I have this code that extracts text from Scientific Paper (pdf) using PDFBox 2.0 .
public class Sectioning {
private static ArrayList<String> titles = new ArrayList<String>();
private static ArrayList<Integer> sectionsIndex = new ArrayList<Integer>();
private static HashMap<String, String> Sections = new HashMap<String,String>();
private static PDFManager pdfManager = new PDFManager();
public Sectioning() {
}
//This method takes the PDF file and send it to (extractText) in PDFSectionsTitle class to get the titles in the PDF file
public ArrayList<String> GetTitles(File file) throws FileNotFoundException
{
FileInputStream fis = new FileInputStream(file);
titles = extractText(fis);
return titles;
}
/*This method takes the PDF file and get its text then get the indexes of the titles in the text
then send the text to TextSections to get the titles and their sections and store them in a hashmap*/
public HashMap<String, String> Section(File file) throws IOException
{
pdfManager.setFilePath(file.getPath());
String text = pdfManager.toText();
int prevstop = 0;
for (int j = 0 ; j<=titles.size()-1 ; j++)
{
prevstop = text.indexOf(titles.get(j),prevstop);
sectionsIndex.add(prevstop);
}
TextSections(text);
return Sections;
}
//Store in a hashmap the titles with their paragraphs
public void TextSections(String text)
{
for(int i = 0 ; i <= sectionsIndex.size()-1;i++)
{
if(i == sectionsIndex.size()-1)
{
Sections.put(titles.get(i), text.substring(sectionsIndex.get(i)).replaceFirst(titles.get(i), "")); //for last title the paragraph is to the end of the file
}
else
{
Sections.put(titles.get(i), text.substring(sectionsIndex.get(i), sectionsIndex.get(i+1)).replaceFirst(titles.get(i), "")); //The paragraphs of the current title ends where the next title exists
}
}
}
public void clear() throws IOException{
titles.clear();
sectionsIndex.clear();
Sections.clear();
pdfManager.closeDoc();
}
When i execute the code it gives an excellent results, but on with SOME papers it gives me the exception below:
Jul 22, 2020 12:03:01 AM org.apache.pdfbox.pdmodel.font.PDSimpleFont toUnicode
WARNING: No Unicode mapping for summationdisplay (88) in font UKPOAO+CMEX10
Jul 22, 2020 12:03:03 AM org.apache.pdfbox.pdmodel.font.PDSimpleFont toUnicode
WARNING: No Unicode mapping for summationdisplay (88) in font UKPOAO+CMEX10
Exception in thread "main" java.lang.StringIndexOutOfBoundsException: String index out of range: -6237
at java.lang.String.substring(String.java:1911)

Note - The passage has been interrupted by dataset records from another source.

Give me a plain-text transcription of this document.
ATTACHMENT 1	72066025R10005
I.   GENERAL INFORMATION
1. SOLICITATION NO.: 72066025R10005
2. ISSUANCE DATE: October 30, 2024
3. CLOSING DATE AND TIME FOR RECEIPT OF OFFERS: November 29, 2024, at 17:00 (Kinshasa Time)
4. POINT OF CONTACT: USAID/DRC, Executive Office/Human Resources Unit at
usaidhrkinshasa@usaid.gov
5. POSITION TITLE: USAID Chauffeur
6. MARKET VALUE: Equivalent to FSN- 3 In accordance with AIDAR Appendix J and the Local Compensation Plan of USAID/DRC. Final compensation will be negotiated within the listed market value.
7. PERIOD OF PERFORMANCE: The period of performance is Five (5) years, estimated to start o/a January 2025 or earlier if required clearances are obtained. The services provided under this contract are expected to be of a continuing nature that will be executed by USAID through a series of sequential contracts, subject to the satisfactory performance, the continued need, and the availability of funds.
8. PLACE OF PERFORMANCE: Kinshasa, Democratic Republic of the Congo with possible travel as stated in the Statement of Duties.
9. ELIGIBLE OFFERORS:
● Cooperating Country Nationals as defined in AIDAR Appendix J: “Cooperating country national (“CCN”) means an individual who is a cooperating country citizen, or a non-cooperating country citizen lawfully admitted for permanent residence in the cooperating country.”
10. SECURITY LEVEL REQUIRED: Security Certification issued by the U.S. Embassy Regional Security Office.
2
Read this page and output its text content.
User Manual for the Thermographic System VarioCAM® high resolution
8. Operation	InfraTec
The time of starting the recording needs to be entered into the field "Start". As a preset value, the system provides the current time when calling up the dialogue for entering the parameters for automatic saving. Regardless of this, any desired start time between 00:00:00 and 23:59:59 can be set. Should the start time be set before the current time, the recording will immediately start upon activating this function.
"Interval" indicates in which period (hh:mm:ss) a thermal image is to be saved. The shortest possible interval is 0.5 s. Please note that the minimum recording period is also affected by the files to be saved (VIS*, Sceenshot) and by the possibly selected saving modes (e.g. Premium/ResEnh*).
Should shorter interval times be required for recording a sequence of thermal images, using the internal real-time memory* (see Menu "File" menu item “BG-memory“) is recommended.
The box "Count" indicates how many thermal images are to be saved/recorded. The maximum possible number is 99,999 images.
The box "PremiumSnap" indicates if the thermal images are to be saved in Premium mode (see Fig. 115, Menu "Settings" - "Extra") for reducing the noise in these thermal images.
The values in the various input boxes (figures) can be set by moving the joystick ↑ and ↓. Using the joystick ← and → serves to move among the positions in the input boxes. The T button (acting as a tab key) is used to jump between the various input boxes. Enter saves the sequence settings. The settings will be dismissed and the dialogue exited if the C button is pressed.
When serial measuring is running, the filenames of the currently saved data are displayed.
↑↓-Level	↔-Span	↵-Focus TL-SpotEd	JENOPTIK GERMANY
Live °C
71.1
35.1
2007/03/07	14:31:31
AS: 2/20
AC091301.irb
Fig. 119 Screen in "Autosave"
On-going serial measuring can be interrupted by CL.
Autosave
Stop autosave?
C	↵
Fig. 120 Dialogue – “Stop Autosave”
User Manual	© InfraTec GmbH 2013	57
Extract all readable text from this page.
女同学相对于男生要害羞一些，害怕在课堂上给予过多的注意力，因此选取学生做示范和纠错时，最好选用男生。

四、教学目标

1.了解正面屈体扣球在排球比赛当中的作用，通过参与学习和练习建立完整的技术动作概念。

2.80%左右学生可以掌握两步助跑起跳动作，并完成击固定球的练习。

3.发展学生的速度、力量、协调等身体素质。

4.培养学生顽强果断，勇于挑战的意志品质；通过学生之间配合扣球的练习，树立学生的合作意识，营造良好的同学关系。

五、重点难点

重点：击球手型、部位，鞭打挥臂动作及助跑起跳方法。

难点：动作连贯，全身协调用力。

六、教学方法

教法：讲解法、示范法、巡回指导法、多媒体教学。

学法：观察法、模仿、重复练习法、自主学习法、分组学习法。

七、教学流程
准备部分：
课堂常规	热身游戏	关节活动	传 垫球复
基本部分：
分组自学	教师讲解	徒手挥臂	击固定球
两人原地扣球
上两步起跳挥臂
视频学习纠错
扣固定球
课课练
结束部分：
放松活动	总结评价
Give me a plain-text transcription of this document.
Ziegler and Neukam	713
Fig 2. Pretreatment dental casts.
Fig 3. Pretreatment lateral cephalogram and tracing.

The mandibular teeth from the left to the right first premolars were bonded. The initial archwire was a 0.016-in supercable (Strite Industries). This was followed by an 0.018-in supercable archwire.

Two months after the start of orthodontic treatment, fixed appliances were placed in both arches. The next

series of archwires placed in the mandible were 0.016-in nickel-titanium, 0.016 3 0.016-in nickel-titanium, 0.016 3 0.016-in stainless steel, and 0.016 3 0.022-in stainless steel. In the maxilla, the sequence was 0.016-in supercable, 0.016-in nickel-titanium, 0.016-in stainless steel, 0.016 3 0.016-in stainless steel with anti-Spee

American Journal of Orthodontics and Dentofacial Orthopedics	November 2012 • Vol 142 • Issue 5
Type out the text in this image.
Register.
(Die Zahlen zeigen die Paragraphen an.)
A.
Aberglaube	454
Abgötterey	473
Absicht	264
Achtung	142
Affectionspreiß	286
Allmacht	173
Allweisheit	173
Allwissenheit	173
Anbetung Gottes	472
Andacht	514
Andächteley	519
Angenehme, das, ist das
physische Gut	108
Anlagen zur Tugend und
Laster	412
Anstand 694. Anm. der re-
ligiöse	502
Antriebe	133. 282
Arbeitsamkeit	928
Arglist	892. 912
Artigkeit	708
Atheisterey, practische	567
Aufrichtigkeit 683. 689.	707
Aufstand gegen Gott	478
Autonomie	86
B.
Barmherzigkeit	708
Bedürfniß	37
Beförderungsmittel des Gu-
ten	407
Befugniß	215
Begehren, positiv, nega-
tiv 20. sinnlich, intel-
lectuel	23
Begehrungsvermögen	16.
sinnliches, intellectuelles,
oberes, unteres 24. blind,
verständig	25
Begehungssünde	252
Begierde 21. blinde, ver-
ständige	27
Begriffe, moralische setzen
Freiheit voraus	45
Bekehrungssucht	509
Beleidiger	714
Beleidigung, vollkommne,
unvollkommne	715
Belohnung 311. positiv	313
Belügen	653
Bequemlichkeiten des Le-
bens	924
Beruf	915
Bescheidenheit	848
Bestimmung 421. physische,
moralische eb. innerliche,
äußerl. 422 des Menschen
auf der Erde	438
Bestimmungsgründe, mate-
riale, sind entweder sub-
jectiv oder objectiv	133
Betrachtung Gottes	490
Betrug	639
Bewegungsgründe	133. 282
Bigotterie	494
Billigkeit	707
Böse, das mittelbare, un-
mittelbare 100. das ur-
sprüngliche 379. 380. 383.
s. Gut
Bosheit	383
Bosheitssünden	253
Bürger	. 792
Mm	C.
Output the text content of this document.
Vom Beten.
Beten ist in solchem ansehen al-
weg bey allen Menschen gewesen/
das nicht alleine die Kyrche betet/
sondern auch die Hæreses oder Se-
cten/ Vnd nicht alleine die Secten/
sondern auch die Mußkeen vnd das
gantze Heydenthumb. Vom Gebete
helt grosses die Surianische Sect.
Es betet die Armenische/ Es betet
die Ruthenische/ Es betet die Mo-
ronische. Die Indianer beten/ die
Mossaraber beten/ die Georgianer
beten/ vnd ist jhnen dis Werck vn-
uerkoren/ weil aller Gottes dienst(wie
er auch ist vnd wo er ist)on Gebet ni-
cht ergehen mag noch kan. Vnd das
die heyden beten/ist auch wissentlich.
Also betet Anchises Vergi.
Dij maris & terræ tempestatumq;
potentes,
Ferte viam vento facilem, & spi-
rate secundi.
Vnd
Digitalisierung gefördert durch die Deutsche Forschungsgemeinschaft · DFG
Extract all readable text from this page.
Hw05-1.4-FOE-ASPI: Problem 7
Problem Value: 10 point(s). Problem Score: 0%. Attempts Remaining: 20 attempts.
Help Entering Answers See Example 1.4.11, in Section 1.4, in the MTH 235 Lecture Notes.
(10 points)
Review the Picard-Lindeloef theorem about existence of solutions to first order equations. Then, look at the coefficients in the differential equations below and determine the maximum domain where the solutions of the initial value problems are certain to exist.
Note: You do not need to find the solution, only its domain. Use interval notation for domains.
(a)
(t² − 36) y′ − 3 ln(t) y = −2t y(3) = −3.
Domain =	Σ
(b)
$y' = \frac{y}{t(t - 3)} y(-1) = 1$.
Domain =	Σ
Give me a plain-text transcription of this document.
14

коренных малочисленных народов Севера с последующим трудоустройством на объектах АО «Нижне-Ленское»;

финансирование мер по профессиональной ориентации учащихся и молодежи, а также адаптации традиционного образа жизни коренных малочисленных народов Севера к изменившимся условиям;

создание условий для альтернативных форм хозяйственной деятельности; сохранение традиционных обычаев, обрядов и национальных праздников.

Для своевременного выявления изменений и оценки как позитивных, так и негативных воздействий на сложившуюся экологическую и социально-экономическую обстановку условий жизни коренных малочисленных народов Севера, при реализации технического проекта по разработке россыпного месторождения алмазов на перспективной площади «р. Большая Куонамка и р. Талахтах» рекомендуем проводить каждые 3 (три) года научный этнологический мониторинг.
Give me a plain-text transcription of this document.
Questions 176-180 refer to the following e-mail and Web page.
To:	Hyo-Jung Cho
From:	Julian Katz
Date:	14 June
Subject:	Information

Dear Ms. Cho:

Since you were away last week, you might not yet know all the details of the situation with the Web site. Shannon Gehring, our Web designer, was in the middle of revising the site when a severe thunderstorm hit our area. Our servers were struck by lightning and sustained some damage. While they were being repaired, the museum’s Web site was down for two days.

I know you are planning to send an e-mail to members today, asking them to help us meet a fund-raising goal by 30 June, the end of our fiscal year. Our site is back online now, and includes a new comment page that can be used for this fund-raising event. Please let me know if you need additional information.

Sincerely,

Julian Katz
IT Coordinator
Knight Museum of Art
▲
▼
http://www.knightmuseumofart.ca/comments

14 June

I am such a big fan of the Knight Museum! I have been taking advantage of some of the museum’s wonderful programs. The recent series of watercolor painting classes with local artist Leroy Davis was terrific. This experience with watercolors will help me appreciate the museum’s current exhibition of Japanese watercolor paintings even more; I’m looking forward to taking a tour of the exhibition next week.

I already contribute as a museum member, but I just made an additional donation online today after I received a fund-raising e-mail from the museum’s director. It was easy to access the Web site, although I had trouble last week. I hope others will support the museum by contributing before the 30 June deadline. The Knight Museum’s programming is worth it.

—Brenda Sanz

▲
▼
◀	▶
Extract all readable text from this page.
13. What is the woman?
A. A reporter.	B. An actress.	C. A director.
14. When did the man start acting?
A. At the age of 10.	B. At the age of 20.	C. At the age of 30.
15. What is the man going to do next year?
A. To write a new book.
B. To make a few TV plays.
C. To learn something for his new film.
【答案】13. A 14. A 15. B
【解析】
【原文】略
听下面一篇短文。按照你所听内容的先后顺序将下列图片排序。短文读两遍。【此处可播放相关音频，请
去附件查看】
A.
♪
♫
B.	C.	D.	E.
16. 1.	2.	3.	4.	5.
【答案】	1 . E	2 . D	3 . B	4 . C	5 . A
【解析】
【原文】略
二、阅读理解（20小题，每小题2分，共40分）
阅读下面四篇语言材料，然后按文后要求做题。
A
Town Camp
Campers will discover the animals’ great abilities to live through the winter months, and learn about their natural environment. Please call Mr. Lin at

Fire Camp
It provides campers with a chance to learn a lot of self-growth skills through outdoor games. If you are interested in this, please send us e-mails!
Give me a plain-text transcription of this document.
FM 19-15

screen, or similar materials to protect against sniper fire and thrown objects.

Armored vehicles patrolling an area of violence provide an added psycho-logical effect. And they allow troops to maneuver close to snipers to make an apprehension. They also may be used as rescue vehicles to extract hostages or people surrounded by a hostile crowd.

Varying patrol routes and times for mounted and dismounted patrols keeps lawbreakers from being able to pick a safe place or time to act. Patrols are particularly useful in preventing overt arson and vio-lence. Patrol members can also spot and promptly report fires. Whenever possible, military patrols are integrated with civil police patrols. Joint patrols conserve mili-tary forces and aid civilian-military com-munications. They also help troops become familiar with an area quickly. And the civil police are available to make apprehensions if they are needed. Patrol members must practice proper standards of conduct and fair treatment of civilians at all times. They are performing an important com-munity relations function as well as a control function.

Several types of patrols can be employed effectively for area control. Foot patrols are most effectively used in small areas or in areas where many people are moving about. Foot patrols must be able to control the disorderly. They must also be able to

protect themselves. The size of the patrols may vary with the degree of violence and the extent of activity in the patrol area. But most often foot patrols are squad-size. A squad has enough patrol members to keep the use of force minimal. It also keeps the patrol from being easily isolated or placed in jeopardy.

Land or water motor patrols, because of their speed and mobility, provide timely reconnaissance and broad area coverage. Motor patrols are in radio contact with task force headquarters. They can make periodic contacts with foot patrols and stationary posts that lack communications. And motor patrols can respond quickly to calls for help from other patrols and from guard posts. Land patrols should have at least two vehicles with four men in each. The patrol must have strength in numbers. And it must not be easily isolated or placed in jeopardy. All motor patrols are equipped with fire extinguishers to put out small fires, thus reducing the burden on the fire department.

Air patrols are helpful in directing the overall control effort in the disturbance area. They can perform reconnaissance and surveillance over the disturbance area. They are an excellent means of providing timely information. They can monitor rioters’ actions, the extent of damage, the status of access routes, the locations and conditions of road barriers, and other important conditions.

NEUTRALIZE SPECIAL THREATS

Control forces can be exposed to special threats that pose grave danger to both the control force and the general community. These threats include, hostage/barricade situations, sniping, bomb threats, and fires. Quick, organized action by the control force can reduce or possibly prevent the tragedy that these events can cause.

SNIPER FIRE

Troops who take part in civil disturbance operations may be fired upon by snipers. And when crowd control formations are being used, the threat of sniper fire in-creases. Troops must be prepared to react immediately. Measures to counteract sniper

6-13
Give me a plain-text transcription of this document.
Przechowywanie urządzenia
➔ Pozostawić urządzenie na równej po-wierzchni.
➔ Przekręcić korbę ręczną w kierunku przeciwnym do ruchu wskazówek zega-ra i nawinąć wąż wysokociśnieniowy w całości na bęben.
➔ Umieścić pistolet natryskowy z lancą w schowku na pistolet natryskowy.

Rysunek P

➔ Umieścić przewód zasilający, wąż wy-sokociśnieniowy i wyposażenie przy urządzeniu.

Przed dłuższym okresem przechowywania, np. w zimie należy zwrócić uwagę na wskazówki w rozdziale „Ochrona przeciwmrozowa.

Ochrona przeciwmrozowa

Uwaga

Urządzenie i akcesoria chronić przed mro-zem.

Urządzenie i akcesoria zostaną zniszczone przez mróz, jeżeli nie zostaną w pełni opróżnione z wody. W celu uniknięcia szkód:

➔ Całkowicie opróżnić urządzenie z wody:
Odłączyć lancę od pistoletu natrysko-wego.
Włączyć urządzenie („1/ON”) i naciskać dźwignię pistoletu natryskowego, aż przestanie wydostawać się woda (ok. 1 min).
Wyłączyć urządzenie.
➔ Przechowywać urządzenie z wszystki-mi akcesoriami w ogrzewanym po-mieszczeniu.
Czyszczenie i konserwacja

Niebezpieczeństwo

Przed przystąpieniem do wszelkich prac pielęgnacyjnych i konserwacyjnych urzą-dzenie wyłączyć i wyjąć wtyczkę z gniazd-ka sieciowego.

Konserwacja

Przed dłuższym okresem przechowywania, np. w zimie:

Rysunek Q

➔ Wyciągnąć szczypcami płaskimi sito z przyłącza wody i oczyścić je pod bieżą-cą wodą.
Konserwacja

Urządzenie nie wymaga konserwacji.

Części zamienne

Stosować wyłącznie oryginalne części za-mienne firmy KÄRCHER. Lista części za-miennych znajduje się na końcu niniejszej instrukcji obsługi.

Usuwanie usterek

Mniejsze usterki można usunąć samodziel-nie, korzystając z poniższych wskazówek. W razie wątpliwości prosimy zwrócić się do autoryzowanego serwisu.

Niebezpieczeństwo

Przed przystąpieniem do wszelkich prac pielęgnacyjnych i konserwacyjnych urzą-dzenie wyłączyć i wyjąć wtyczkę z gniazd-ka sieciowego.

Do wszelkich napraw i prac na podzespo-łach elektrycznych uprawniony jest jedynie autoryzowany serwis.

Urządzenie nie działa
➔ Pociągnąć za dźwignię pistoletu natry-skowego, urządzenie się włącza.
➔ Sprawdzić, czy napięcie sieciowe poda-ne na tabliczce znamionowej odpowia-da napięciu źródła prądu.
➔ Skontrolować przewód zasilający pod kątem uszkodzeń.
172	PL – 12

at pdfpapersections.Sectioning.TextSections(Sectioning.java:61)
at pdfpapersections.Sectioning.Section(Sectioning.java:45)
at pdfpapersections.PDFPaperSections.main(PDFPaperSections.java:46)
Java Result: 1
Anybody has any idea why its giving me this error? even though the files are NOT corrupted and i have extracted their text using other methods!